When you take into account the combined personnel attributes required to engineer and maintain a project of this size, there are few corporate entities that would have the budget to produce a project like WordPress in-house for their own development needs. That’s the beauty of open source software. Developers are happy to contribute to projects they believe in, and you can bank on people believing in the philosophy behind WordPress.

Visualize WordPress Lines of Code By Language

The languages summary of the code base is of particular interest during a time when the WordPress community has been enthusiastically embracing dialogues about its future. Ohloh offers a visual representation of WordPress lines of code by language:

WordPress lines of code by Language
WordPress lines of code by Language

It’s interesting to note that CSS and Javascript seem to parallel each other in terms of moderate growth over the years.

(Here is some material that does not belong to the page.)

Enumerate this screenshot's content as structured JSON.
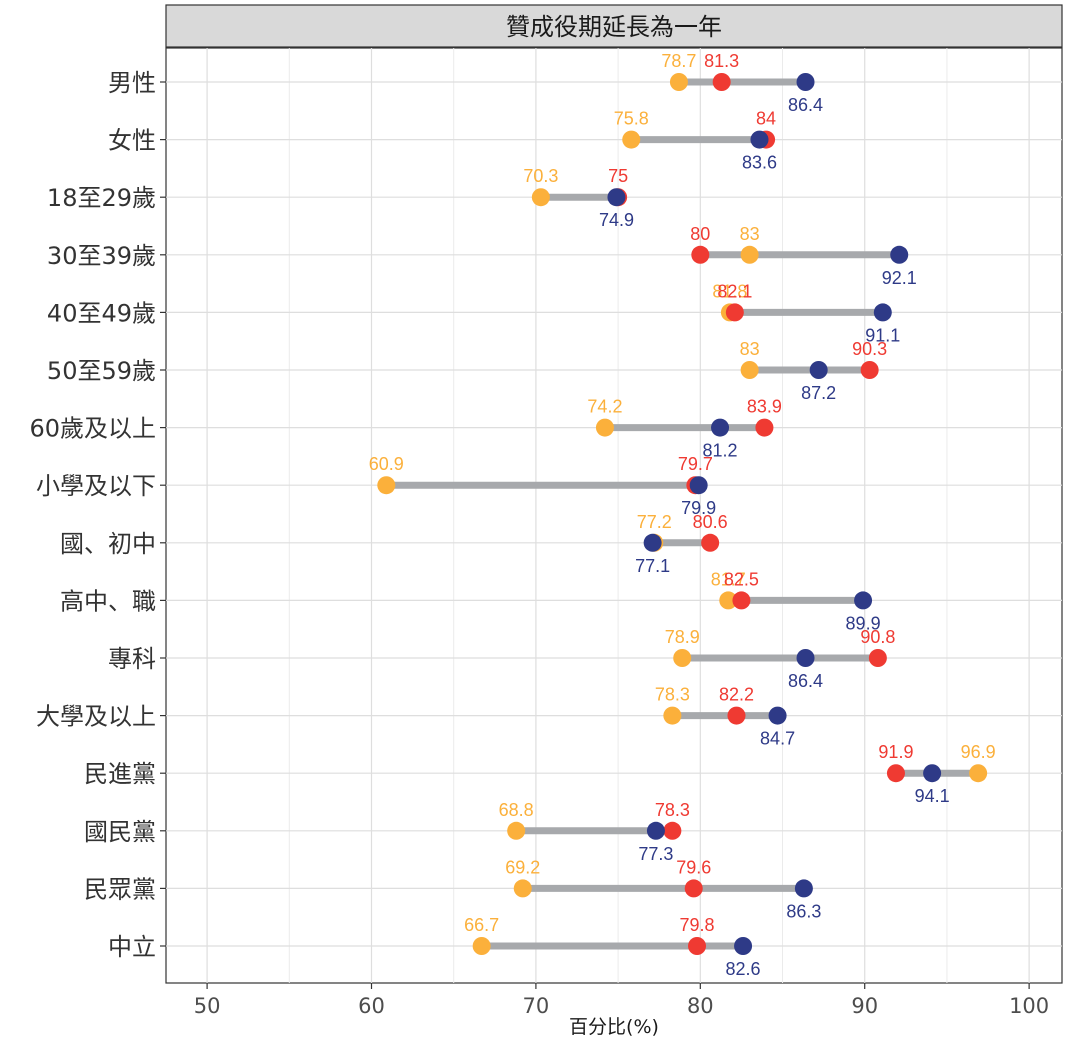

PHP is still the fastest growing language in the code base, although WordPress co-founder Matt Mullenweg predicts that Javascript will someday make up the better part of its code. When speaking at WordCamp Europe 2013, Mullenweg’s advice to attendees was: “If you’re a developer today, learn as much JavaScript as possible.”

Ohloh’s graphs make it easy to visualize composite languages used in WordPress code and lets you toggle by year in order to further explore the data and follow the resulting trends.

commits-per-monthEven with Ohloh’s limited access to the project’s public data, it’s fascinating to see how it has been able to provide visuals for stats such as commits per month and contributors per month.

It would be awesome if some day could display more stats related to its code and contributions, which would undoubtedly provide some more meaningful data on other aspects of the project as a whole. In the meantime, Ohloh is an excellent resource to bookmark for an interesting perspective on what’s happening with the WordPress code base.